When I was nineteen I worked at the Natural History Museum, part of the Smithsonian Institution in DC, for the summer. I was an intern for a meteoriticist, someone who worked on meteorites, not the weather. The job was interesting of itself, but I also went out at lunch and wandered around other museums. The American History Museum had a spinning demonstration every Thursday and I was enchanted.
The volunteer used a walking or great wheel to spin wool. A walking wheel is basically a sideways spindle and a giant wheel connected to the end of the spindle with some sort of drive band. It’s called a walking wheel because the spinner draws out a thread and walks backward several feet as she does so. Then she turns the wheel the other way and walks forward, winding her thread onto the spindle base. Rinse and repeat.
Spinning wheels similar to the great wheel may have come from China or India or even elsewhere but they do appear in Europe shortly after the millennium. How shortly is a matter of great argument. Sometime around the 1400s a new kind of spinner was invented in Europe (not by Leonardo da Vinci though he may have made improvements). Thread is attached to a bobbin and passed through a hole to the operator. The bobbin is slipped onto a metal rod within a Y shape called a flyer. This new wheel had (and has) several variations for driving the flyer and bobbin and thus getting twist into fiber that holds it together. (As the Bible says, a three-fold cord is not lightly broken…) I will say honestly that the first time I saw a wheel with a flyer instead of the walking wheel I couldn’t NOT understand how it worked.

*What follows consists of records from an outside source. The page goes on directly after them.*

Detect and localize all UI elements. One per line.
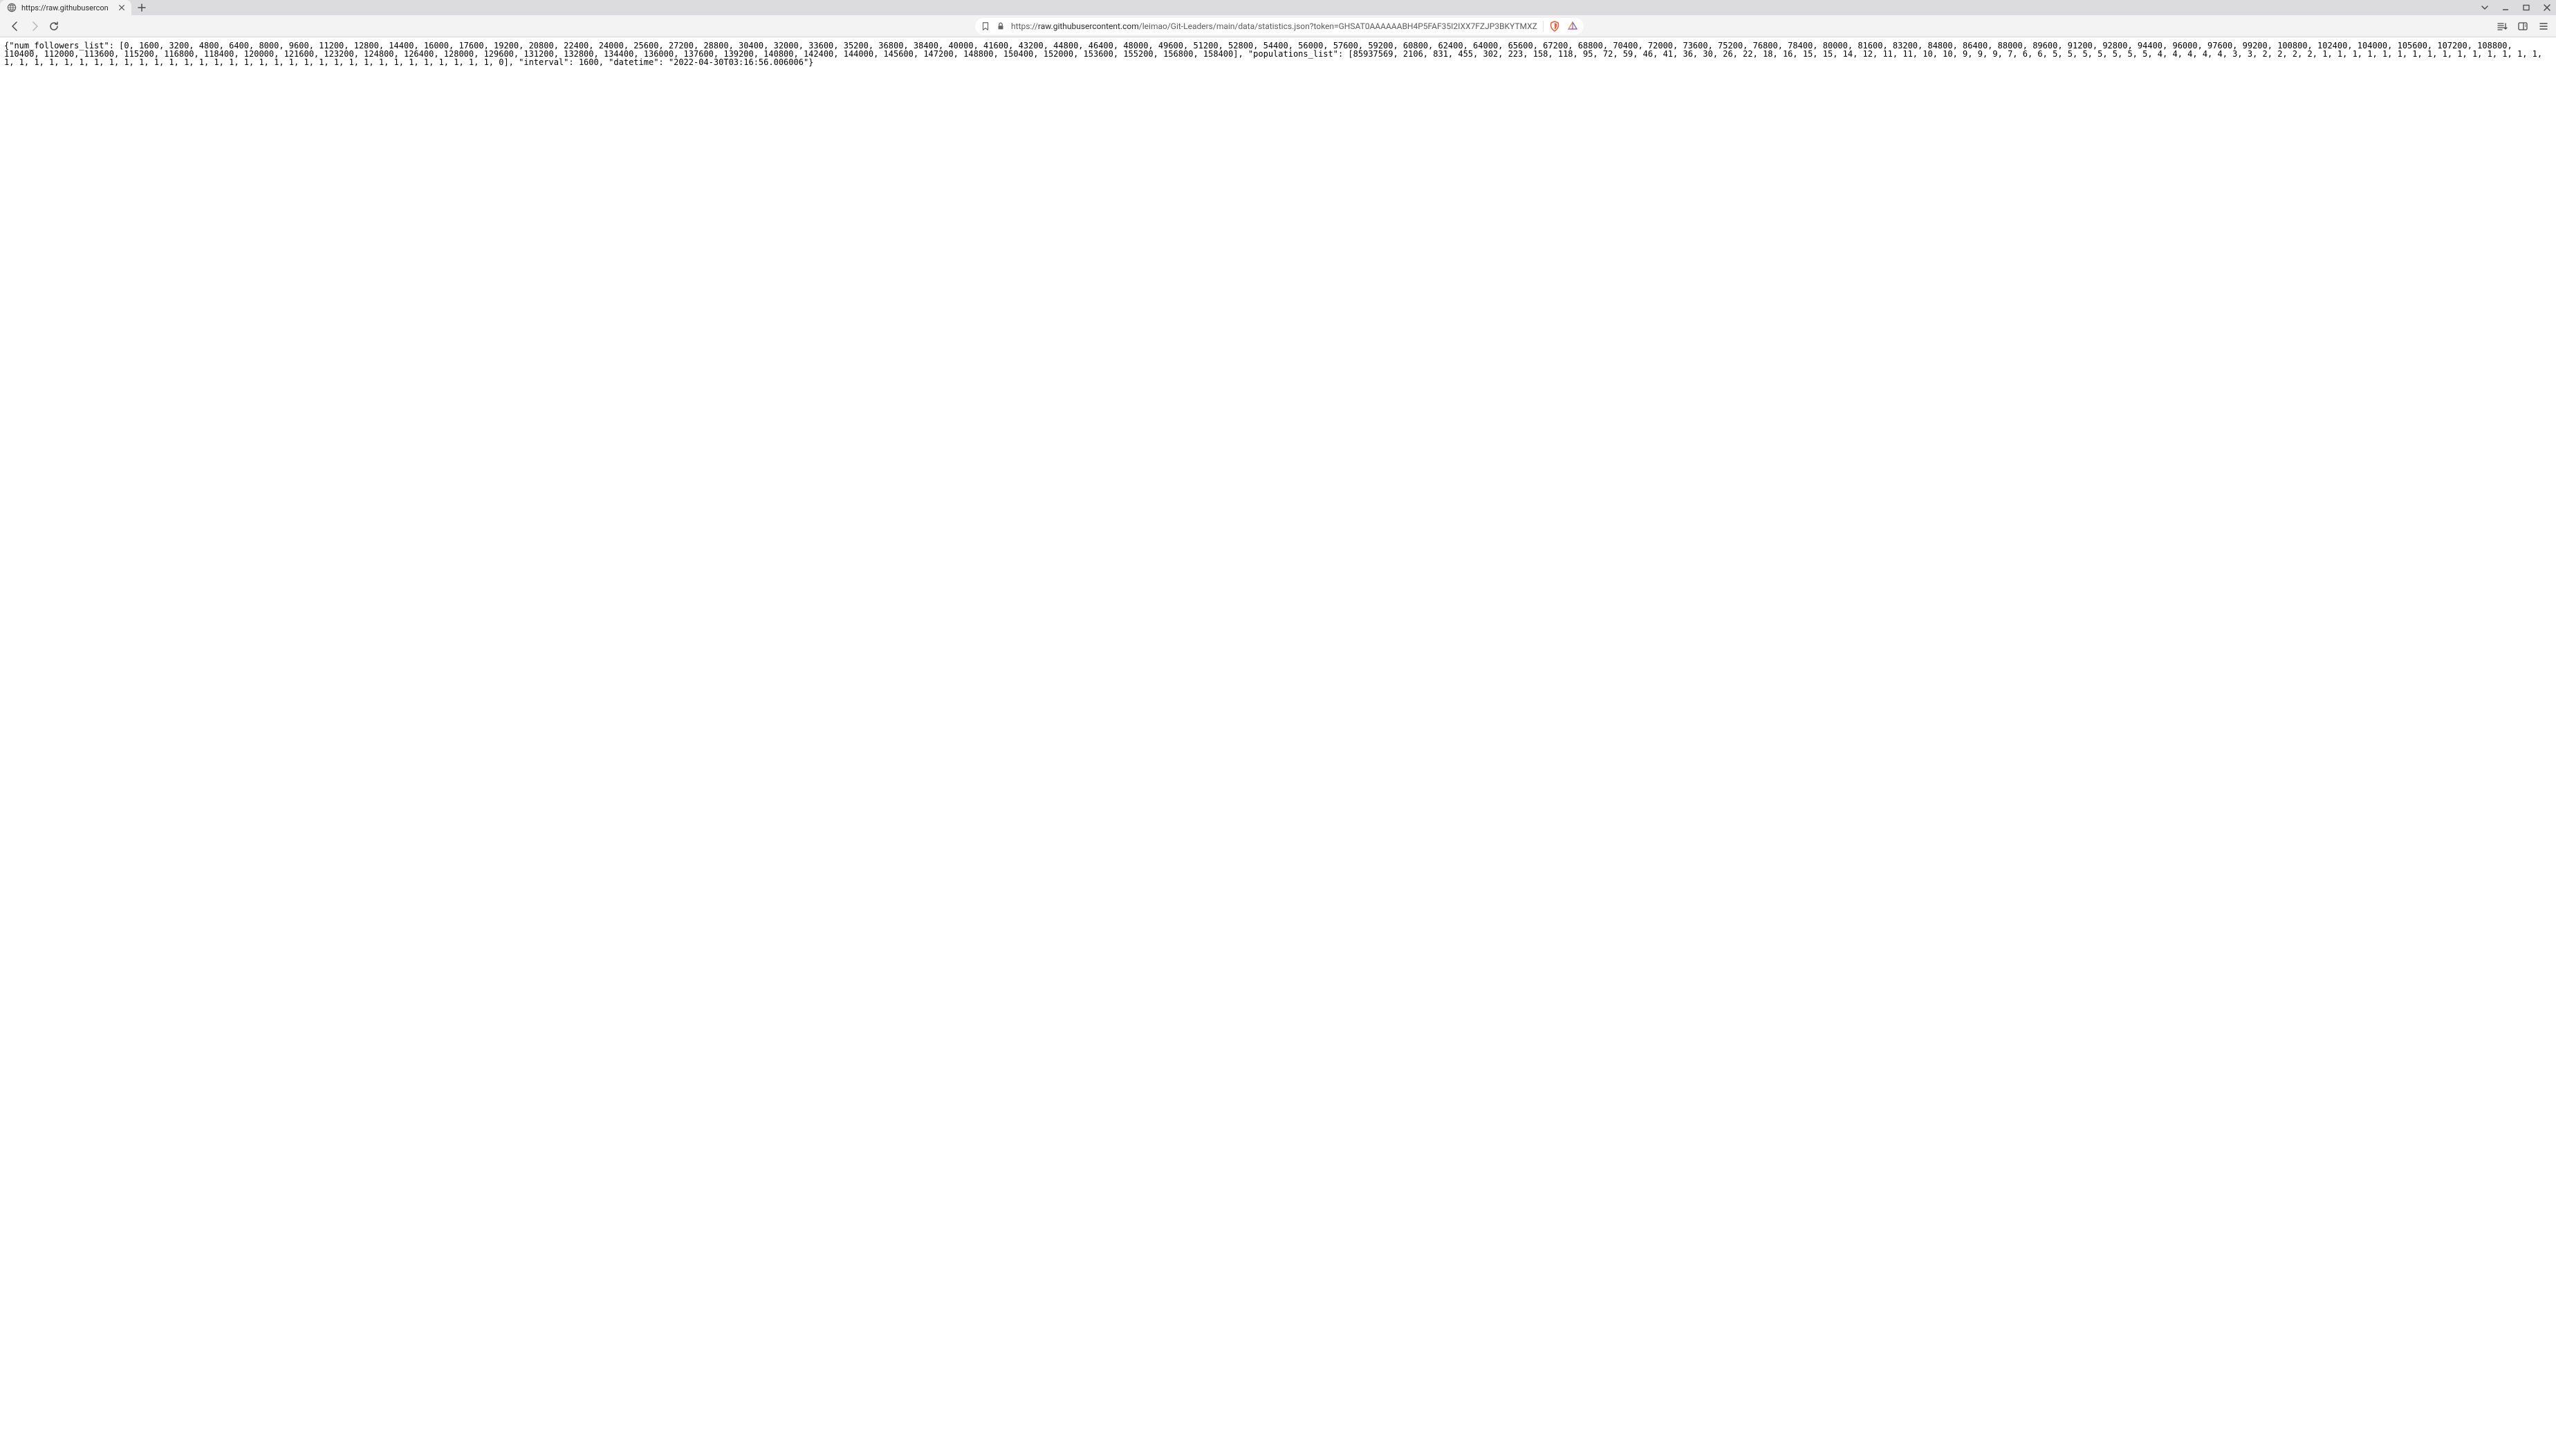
toolbar: https://raw.githubusercontent.com/leimao… [0, 15, 2556, 37]
plus-icon [138, 3, 146, 12]
address-bar[interactable]: https://raw.githubusercontent.com/leimao… [975, 18, 1584, 35]
address-bar-actions [1543, 21, 1578, 32]
menu-icon[interactable] [2538, 21, 2549, 32]
reload-button[interactable] [46, 18, 62, 35]
toolbar-right [2497, 21, 2549, 32]
brave-shield-icon[interactable] [1549, 21, 1560, 32]
globe-icon [7, 3, 17, 12]
close-icon [2543, 3, 2551, 12]
back-button[interactable] [7, 18, 24, 35]
window-controls [2480, 0, 2552, 15]
minimize-icon [2501, 3, 2510, 12]
bookmark-icon[interactable] [981, 21, 990, 31]
tab-bar: https://raw.githubusercon [0, 0, 2556, 15]
browser-tab[interactable]: https://raw.githubusercon [0, 0, 131, 15]
tab-title: https://raw.githubusercon [21, 3, 113, 12]
sidebar-icon[interactable] [2517, 21, 2528, 32]
minimize-button[interactable] [2501, 3, 2510, 12]
arrow-left-icon [10, 21, 21, 32]
brave-rewards-icon[interactable] [1567, 21, 1578, 32]
close-icon [118, 4, 125, 11]
url-display: https://raw.githubusercontent.com/leimao… [1011, 21, 1537, 31]
close-tab-button[interactable] [118, 3, 126, 12]
lock-icon[interactable] [996, 21, 1006, 31]
reader-mode-icon[interactable] [2497, 21, 2508, 32]
tab-dropdown-button[interactable] [2480, 3, 2490, 12]
close-window-button[interactable] [2542, 3, 2552, 12]
maximize-button[interactable] [2521, 3, 2531, 12]
forward-button[interactable] [26, 18, 43, 35]
chevron-down-icon [2481, 3, 2489, 12]
arrow-right-icon [29, 21, 40, 32]
reload-icon [48, 21, 59, 32]
new-tab-button[interactable] [134, 0, 149, 15]
maximize-icon [2522, 3, 2530, 12]
page-content: {"num_followers_list": [0, 1600, 3200, 4… [0, 37, 2556, 71]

I saw a stage play once about Sleeping Beauty which played on the differences in the two machines since the one with a flyer doesn’t have a spindle to prick your finger.
Some years ago a friend sent me an article (which I’ll admit right now I can’t find) about spinning and how it had affected history. The basic idea was that when spinning linen became easier and quicker, due to the development of a new spinning wheel, this had knock on effects. More linen meant being able to do more weaving. This meant more sails for ships which was good for exploration and more leftovers from the weaving that could be used to make paper. (Weaving famously produces a lot of waste at the beginning of the warp and at the end of it.)

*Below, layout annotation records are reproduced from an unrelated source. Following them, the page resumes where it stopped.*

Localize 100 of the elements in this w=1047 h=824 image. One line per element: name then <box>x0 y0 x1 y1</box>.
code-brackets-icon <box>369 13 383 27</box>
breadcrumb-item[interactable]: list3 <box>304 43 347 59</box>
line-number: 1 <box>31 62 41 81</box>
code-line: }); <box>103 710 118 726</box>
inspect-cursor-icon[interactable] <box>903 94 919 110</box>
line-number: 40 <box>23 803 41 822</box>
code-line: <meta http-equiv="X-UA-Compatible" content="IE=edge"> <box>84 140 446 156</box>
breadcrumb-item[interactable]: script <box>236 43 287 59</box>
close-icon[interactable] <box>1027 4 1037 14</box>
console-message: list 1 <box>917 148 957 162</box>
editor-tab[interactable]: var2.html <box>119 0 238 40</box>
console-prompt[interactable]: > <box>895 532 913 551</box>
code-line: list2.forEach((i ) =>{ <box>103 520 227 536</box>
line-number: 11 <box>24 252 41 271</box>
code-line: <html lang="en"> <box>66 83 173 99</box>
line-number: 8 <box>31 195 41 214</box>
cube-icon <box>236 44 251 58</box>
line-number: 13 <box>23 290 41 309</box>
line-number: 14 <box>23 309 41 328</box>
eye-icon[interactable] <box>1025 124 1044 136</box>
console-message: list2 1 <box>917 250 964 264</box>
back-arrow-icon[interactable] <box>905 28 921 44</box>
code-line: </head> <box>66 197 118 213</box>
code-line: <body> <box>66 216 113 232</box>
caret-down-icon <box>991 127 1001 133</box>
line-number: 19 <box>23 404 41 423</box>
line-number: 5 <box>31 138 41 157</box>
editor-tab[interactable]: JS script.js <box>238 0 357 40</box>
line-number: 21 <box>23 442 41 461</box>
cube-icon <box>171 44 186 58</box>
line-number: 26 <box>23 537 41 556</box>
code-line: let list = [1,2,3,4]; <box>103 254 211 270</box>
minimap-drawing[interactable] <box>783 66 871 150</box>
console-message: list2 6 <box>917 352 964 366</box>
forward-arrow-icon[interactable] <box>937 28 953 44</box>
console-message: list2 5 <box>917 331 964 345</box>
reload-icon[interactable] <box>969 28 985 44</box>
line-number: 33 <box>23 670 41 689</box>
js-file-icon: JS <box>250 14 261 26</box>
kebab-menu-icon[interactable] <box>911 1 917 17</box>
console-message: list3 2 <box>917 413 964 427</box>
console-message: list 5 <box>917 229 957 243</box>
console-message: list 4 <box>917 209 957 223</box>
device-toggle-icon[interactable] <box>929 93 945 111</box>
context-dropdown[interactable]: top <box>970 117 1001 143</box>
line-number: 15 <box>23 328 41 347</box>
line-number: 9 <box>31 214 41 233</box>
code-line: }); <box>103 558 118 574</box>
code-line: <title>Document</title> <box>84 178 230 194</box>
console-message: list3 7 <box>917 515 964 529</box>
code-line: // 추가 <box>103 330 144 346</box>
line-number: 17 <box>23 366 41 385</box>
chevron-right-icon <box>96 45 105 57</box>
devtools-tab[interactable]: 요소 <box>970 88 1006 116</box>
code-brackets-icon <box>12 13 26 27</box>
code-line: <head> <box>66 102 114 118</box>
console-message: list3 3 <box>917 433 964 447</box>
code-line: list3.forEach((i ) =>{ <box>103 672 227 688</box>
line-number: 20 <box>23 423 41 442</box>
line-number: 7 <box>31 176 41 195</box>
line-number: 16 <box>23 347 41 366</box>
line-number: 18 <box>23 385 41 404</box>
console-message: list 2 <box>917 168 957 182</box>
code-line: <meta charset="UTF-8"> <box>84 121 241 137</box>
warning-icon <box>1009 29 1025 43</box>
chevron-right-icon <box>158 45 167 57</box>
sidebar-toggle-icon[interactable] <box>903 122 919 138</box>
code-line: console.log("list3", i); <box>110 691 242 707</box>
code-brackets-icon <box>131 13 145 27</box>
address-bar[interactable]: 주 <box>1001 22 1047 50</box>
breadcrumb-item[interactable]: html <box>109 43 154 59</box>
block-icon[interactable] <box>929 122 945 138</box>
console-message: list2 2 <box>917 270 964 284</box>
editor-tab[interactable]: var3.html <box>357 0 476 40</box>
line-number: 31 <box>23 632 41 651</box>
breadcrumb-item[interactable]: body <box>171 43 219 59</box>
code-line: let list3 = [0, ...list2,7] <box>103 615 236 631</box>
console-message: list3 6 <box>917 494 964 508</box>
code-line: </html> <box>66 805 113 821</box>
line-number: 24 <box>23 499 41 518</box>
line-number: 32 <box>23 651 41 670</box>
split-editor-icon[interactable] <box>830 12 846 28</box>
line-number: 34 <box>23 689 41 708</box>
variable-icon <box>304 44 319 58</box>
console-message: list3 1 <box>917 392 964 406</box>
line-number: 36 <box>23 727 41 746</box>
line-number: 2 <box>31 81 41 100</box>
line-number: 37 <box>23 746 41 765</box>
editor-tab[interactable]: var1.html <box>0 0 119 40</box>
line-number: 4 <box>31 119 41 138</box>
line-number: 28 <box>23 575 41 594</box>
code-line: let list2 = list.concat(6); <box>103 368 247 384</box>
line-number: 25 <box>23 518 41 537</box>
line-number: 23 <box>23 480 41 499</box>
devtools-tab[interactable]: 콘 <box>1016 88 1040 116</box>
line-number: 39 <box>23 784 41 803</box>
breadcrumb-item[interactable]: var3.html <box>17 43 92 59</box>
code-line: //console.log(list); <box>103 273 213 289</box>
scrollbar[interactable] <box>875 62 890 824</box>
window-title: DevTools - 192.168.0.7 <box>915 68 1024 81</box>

Unfortunately, as I hunted for this article on the Internet it became obvious that the article I remember was not telling a widely accepted story. Some people on the Internet insist that big sails for exploration were all made of hemp. Others argue that whether hemp or linen or cotton was used the thread was spun on a drop spindle rather than a spinning wheel. Etcetera, etcetera, etcetera. The waste from either linen or hemp would make good paper but improvements in spinning were totally discounted by half the articles I found. I find this incredibly weird because my output is much higher and more consistent on a wheel than on a drop spindle. So…
All I can say really is that spinning wheels are medieval but what kind of impact they had is greatly disputed!